His personal website: http://www.katelynas.com/ (Be sure to check out the media section where he shows his dunks in the NCAA Dunk contest... he won the contest by the way)


----------



## tempe85 (Jan 7, 2005)

Stephen Graham 6-6 215 (PG, SG, SF)

STRENGTHS:


> At a chiseled 6-6, 215 pounds, Graham already has an NBA body, complete with a pair of huge arms, wide shoulders, large hands and a very strong lower body. This is always the first thing mentioned by players who have went up against him in high school, college and lately in NBA workouts, just how tough he is to put a body on and how physically impressive he is. With his strength and tenacity, he is not a fun matchup for most players to go up against. He has a prototypical body for an NBA shooting guard, and is even big enough to log some minutes as a small forward without giving up too much.
> 
> Graham is also an excellent athlete, much like his brother Joey, but much more fluid in his movements. Watching him move with or without the ball in his hands, it's hard not to be impressed by how much bounce he has in his step. He is extremely quick off his feet and possesses a very nice vertical leap. His lower body strength and good body control make him more of a long jumper (which comes to play in the many memorable soaring put-backs he had at Oklahoma State) than a high jumper, but he can get off the floor to snatch rebounds, alter shots and dunk just fine.
> 
> ...


Interesting story here:


> *GRAHAM BROTHERS WORKOUT *
> The workout featuring the Graham twins was much more competitive than most of the other workouts we saw over the course of the week. The Grahams started out with some ballhandling drills, and eventually moved into shooting drills. They started out inside the free-throw line and gradually worked their way out, shooting both set shots and off the dribble. The shooting made its way out to the three point line, where the results were mixed. Stevie shot 15 of 35, and while Joey started out on fire, he got a little tired and cooled off toward the end to shoot 20 of 35. Things got quite a bit more competitive from there. There were several different drills designed to show one-on-one play, one of which involved one player cutting to the wing, catching a pass, and attempting to score on the other. The full blown one-on-one drills were quite physical, with the twins playing to a virtual draw.
> 
> The first thing that bystanders noticed walking by the MultiPlex gym in Chicago were two 6-7 twins built like NFL linebackers, who seemed to be playing the wrong sport. Once you saw them with the ball in their hands, one realized that the brothers were indeed involved in the right sport. In the aforementioned ballhandling drills, Joey showed a noticeable improvement in his dribbling ability from when he was at Oklahoma State. While he did not have quite the handle of his brother Stevie, he did a pretty good job in the cone drills in front of NBA scouts from four teams picking in the range in which he is projected on being picked. Joey still possesses the same low release point on his shot with little lift, but he made absolutely everything within 18 feet of the basket. As he stepped out to the collegiate three-point line and beyond, he continued to show the ability to knock it down, just not at the amazing clip in which he was netting his mid-range jumpers.
> ...


----------



## tempe85 (Jan 7, 2005)

Our Summer league lineup will probably be as follows:

PG- Lynn Greer/Stephen Graham
SG- Stephen Graham/Ricky Minard
SF- Mindaugas Katelynas/Yakhouba Diawara/Micheal Haynes
PF- Dijon Thompson/Jan-Hendrick Jagla 
C- Lucas Tischer/Rory O'Neil

That looks pretty darn good.


----------



## azirishmusic (Feb 25, 2004)

Leandro will be on the summer team.

Stephen Graham could be an interesting possibility. Before transferring to Oklhoma State, he was a point guard. At OSU, he was strictly a role player who did not get much chance to stand out.
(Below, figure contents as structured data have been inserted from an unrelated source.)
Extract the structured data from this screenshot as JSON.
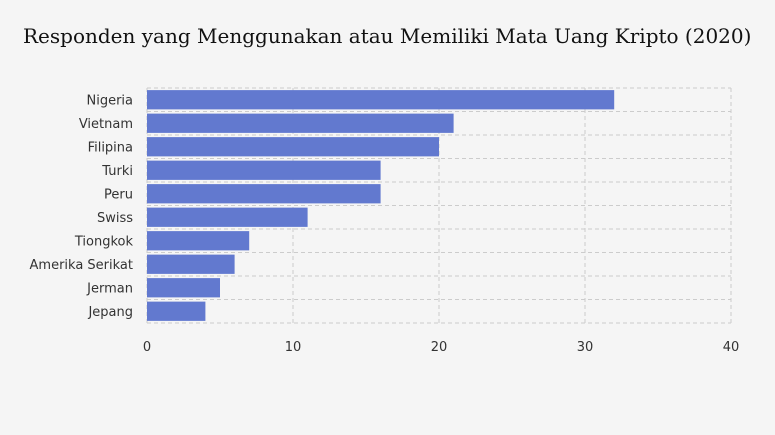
{
  "chart_data": {
    "type": "bar",
    "orientation": "horizontal",
    "title": "Responden yang Menggunakan atau Memiliki Mata Uang Kripto (2020)",
    "xlabel": "",
    "ylabel": "",
    "xlim": [
      0,
      40
    ],
    "xticks": [
      0,
      10,
      20,
      30,
      40
    ],
    "grid": true,
    "categories": [
      "Nigeria",
      "Vietnam",
      "Filipina",
      "Turki",
      "Peru",
      "Swiss",
      "Tiongkok",
      "Amerika Serikat",
      "Jerman",
      "Jepang"
    ],
    "values": [
      32,
      21,
      20,
      16,
      16,
      11,
      7,
      6,
      5,
      4
    ],
    "colors": {
      "bar": "#6279cf",
      "grid": "#cccccc"
    }
  }
}
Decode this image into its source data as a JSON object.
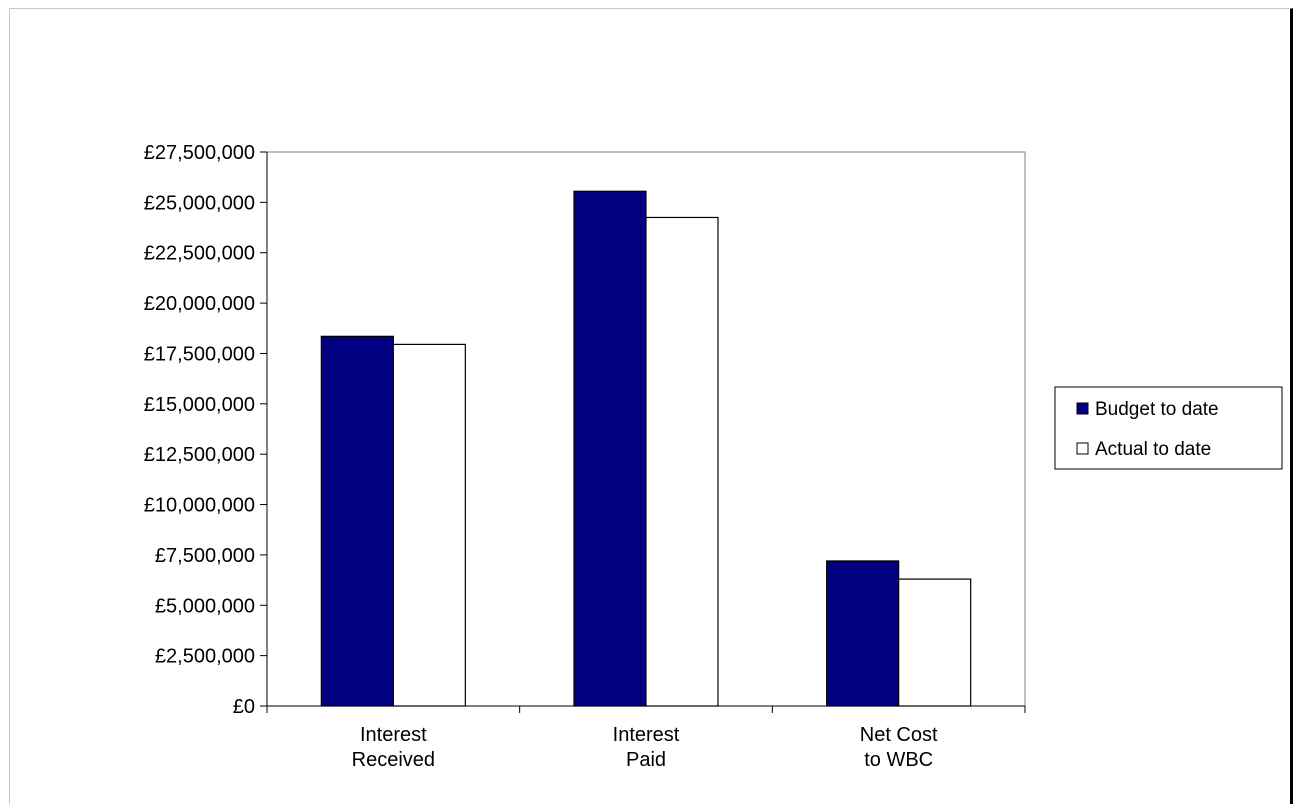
{
  "chart_data": {
    "type": "bar",
    "categories": [
      [
        "Interest",
        "Received"
      ],
      [
        "Interest",
        "Paid"
      ],
      [
        "Net Cost",
        "to WBC"
      ]
    ],
    "series": [
      {
        "name": "Budget to date",
        "values": [
          18350000,
          25550000,
          7200000
        ],
        "color": "#000080"
      },
      {
        "name": "Actual to date",
        "values": [
          17950000,
          24250000,
          6300000
        ],
        "color": "#ffffff"
      }
    ],
    "ylim": [
      0,
      27500000
    ],
    "ytick_step": 2500000,
    "ytick_labels": [
      "£0",
      "£2,500,000",
      "£5,000,000",
      "£7,500,000",
      "£10,000,000",
      "£12,500,000",
      "£15,000,000",
      "£17,500,000",
      "£20,000,000",
      "£22,500,000",
      "£25,000,000",
      "£27,500,000"
    ],
    "title": "",
    "xlabel": "",
    "ylabel": "",
    "grid": false,
    "legend_position": "right"
  }
}
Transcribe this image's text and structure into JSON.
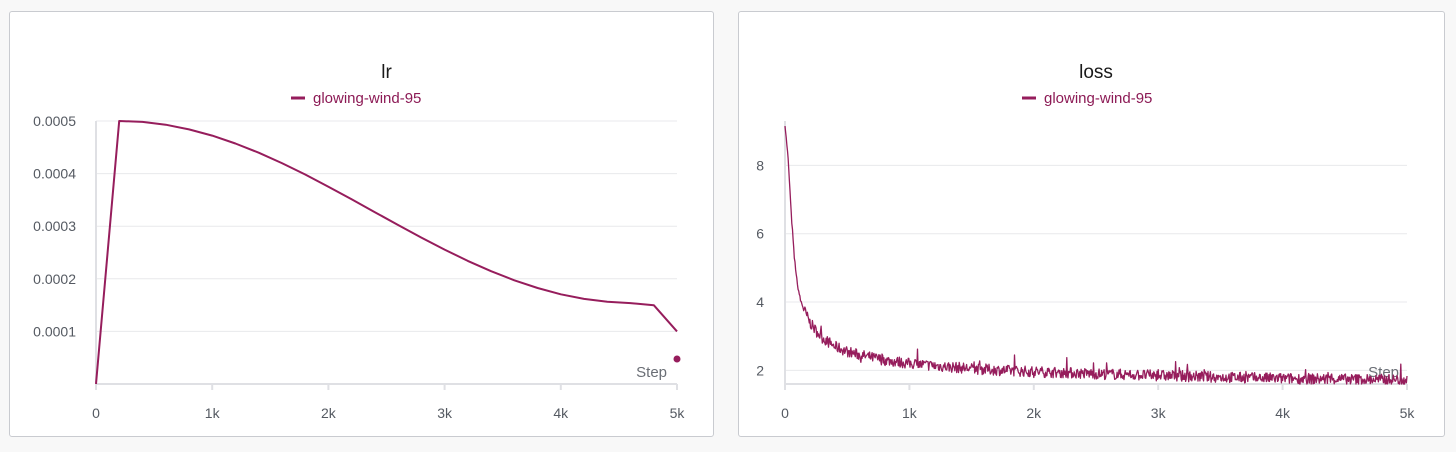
{
  "chart_data": [
    {
      "type": "line",
      "title": "lr",
      "xlabel": "Step",
      "ylabel": "",
      "xlim": [
        0,
        5000
      ],
      "ylim": [
        0,
        0.0005
      ],
      "x_ticks": [
        "0",
        "1k",
        "2k",
        "3k",
        "4k",
        "5k"
      ],
      "y_ticks": [
        "0.0001",
        "0.0002",
        "0.0003",
        "0.0004",
        "0.0005"
      ],
      "legend": "top-center",
      "grid": true,
      "series": [
        {
          "name": "glowing-wind-95",
          "color": "#961d5c",
          "x": [
            0,
            200,
            400,
            600,
            800,
            1000,
            1200,
            1400,
            1600,
            1800,
            2000,
            2200,
            2400,
            2600,
            2800,
            3000,
            3200,
            3400,
            3600,
            3800,
            4000,
            4200,
            4400,
            4600,
            4800,
            5000
          ],
          "y": [
            0.0,
            0.0005,
            0.0004982,
            0.0004929,
            0.0004841,
            0.0004722,
            0.0004573,
            0.0004397,
            0.0004199,
            0.0003982,
            0.0003751,
            0.0003511,
            0.0003266,
            0.0003022,
            0.0002783,
            0.0002555,
            0.000234,
            0.0002145,
            0.0001972,
            0.0001825,
            0.0001706,
            0.0001618,
            0.0001562,
            0.0001538,
            0.0001499,
            0.0001
          ]
        }
      ]
    },
    {
      "type": "line",
      "title": "loss",
      "xlabel": "Step",
      "ylabel": "",
      "xlim": [
        0,
        5000
      ],
      "ylim": [
        1.6,
        9.3
      ],
      "x_ticks": [
        "0",
        "1k",
        "2k",
        "3k",
        "4k",
        "5k"
      ],
      "y_ticks": [
        "2",
        "4",
        "6",
        "8"
      ],
      "legend": "top-center",
      "grid": true,
      "series": [
        {
          "name": "glowing-wind-95",
          "color": "#961d5c",
          "x": [
            0,
            25,
            50,
            75,
            100,
            125,
            150,
            200,
            250,
            300,
            400,
            500,
            600,
            800,
            1000,
            1250,
            1500,
            1750,
            2000,
            2500,
            3000,
            3500,
            4000,
            4500,
            5000
          ],
          "y": [
            9.2,
            8.2,
            6.6,
            5.3,
            4.5,
            4.05,
            3.8,
            3.4,
            3.15,
            2.95,
            2.7,
            2.55,
            2.45,
            2.3,
            2.2,
            2.12,
            2.05,
            2.0,
            1.96,
            1.9,
            1.85,
            1.8,
            1.76,
            1.74,
            1.72
          ]
        }
      ]
    }
  ]
}
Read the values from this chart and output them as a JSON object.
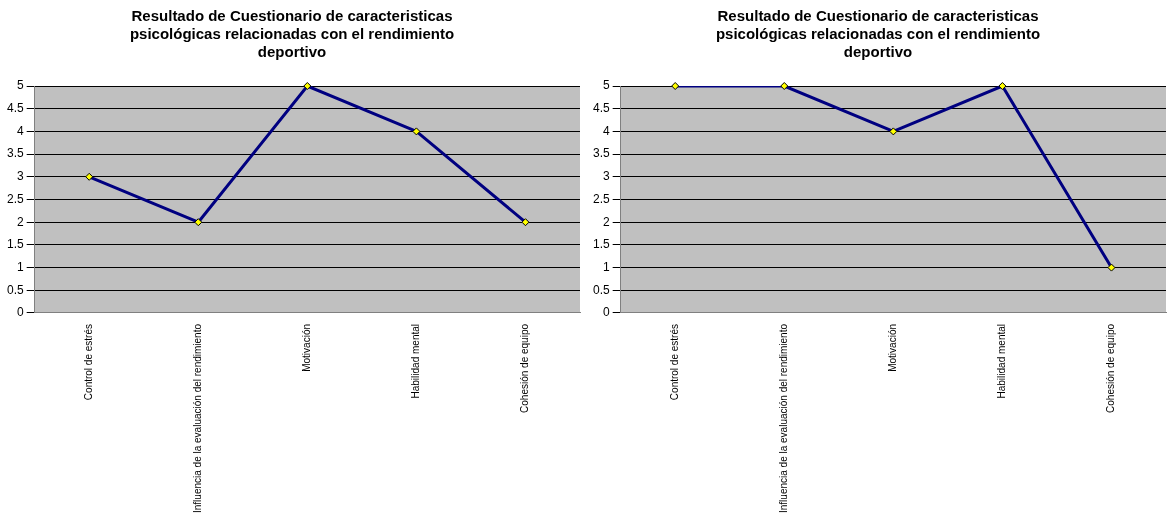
{
  "chart_data": [
    {
      "type": "line",
      "title": "Resultado de Cuestionario de caracteristicas psicológicas relacionadas con el rendimiento deportivo",
      "categories": [
        "Control de estrés",
        "Influencia de la evaluación del rendimiento",
        "Motivación",
        "Habilidad mental",
        "Cohesión de equipo"
      ],
      "series": [
        {
          "color": "#000080",
          "values": [
            3,
            2,
            5,
            4,
            2
          ]
        }
      ],
      "ylim": [
        0,
        5
      ],
      "yticks": [
        0,
        0.5,
        1,
        1.5,
        2,
        2.5,
        3,
        3.5,
        4,
        4.5,
        5
      ],
      "grid": "y",
      "legend": false,
      "marker": "diamond",
      "line_style": "solid"
    },
    {
      "type": "line",
      "title": "Resultado de Cuestionario de caracteristicas psicológicas relacionadas con el rendimiento deportivo",
      "categories": [
        "Control de estrés",
        "Influencia de la evaluación del rendimiento",
        "Motivación",
        "Habilidad mental",
        "Cohesión de equipo"
      ],
      "series": [
        {
          "color": "#000080",
          "values": [
            5,
            5,
            4,
            5,
            1
          ]
        }
      ],
      "ylim": [
        0,
        5
      ],
      "yticks": [
        0,
        0.5,
        1,
        1.5,
        2,
        2.5,
        3,
        3.5,
        4,
        4.5,
        5
      ],
      "grid": "y",
      "legend": false,
      "marker": "diamond",
      "line_style": "solid"
    }
  ]
}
At his size, it would be very useful if he could evolve into a point guard. The Pistons showed how useful it is to have a big point guard that can push Tony Parker around.


----------



## Kekai (Jan 12, 2005)

tempe85 said:


> Our Summer league lineup will probably be as follows:
> 
> PG- Lynn Greer/Stephen Graham
> SG- Stephen Graham/Ricky Minard
> ...


I like Haynes. I dunno why. Minard is iight, so is Tischer. But we better sign Stephen Graham! Dude is awesome


----------



## Kekai (Jan 12, 2005)

Ok that Katelynas guy looks good :greatjob:

Anyone got a bio on Tischer? Can't find nothing on him

Great posts too tempe. I loved the Graham article.


----------



## tempe85 (Jan 7, 2005)

Kekai23 said:


> Ok that Katelynas guy looks good :greatjob:
> 
> Anyone got a bio on Tischer? Can't find nothing on him
> 
> Great posts too tempe. I loved the Graham article.


http://www.draftcity.com/viewprofile.php?p=105

The guy is supposedly built like a tank. Big and muscular. He's a defensive dynamo but has almost no offensive game. Sounds a lot like Stephen Hunter to tell you the truth. I relaly hope they pick up this guy and send him to the NBDL. If he can get playing time and work on his game it could really pay off in the long run. Graham is an interesting prospect. He didn't put up huge numbers in college but it seems he has almost all the physical tools his brother has (I mean they're identical twins I believe). Another guy who'd fit well in the NBDL. I think Katelynas is actually the most ready for the NBA out of all of them. He has extreme athletisim and a pretty good shot.


----------



## Kekai (Jan 12, 2005)

tempe85 said:


> http://www.draftcity.com/viewprofile.php?p=105
> 
> The guy is supposedly built like a tank. Big and muscular. He's a defensive dynamo but has almost no offensive game. Sounds a lot like Stephen Hunter to tell you the truth. I relaly hope they pick up this guy and send him to the NBDL. If he can get playing time and work on his game it could really pay off in the long run. Graham is an interesting prospect. He didn't put up huge numbers in college but it seems he has almost all the physical tools his brother has (I mean they're identical twins I believe). Another guy who'd fit well in the NBDL. I think Katelynas is actually the most ready for the NBA out of all of them. He has extreme athletisim and a pretty good shot.



Thanks for the info. So who are the guys that have the best chance at making the team? I still hope Graham makes it..


----------